Doch das britische Magazin hat sich den Ruf als eine der renommiertesten publizistischen Wirtschaftsadressen nicht mit oberflächlichen Recherchen verdient. Und so schreiben die Wirtschafts-Experten auch Deutschland einiges an Hausaufgaben ins Buch. Die Reformbemühungen dürften nicht abgebremst werden, die Löhne müssten moderat bleiben und vor allem die Binnenkonjunktur müsse anspringen, damit die Geschichte über "Deutschlands überraschende Wirtschaft" auch ein Happy-End findet.

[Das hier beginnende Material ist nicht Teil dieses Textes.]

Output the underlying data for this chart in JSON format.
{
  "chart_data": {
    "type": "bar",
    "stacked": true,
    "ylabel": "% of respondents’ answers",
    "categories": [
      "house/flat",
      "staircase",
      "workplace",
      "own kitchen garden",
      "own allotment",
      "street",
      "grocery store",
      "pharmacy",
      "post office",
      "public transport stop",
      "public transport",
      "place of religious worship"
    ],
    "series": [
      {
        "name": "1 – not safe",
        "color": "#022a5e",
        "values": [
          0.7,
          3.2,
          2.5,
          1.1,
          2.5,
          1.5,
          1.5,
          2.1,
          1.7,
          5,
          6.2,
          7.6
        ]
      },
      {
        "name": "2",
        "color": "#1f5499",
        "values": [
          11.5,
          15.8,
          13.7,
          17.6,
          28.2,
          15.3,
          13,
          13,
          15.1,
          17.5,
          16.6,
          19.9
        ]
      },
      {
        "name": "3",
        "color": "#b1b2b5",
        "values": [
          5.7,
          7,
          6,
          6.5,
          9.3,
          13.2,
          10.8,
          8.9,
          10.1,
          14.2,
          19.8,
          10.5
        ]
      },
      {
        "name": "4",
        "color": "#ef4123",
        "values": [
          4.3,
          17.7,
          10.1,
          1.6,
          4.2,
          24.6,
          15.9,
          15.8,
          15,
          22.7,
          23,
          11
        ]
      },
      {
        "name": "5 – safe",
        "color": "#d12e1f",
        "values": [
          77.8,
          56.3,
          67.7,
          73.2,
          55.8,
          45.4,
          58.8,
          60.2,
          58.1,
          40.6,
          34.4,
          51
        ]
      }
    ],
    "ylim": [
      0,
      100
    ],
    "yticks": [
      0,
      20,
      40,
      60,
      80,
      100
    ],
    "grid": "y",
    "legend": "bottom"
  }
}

Wenn das mit der Binnennachfrage mal so einfach wäre: Bleiben die Tarifabschlüsse moderat, fehlt den Leuten das Geld zum Ausgeben. Doch noch schlimmer: Rund 81 Prozent der Deutschen sorgen sich einer jüngsten Umfrage zufolge um ihren Arbeitsplatz - niemand in Europa hat eine größere Job- und Zukunftsangst. Ein schlechtes Klima für die Binnenkonjunktur. Spätestens beim Fazit der britischen Wirtschafts-Experten sollte es aber auch Kanzler Schröder mulmig werden. Nur die Politik, heißt es da, könne den Aufschwung noch vermasseln.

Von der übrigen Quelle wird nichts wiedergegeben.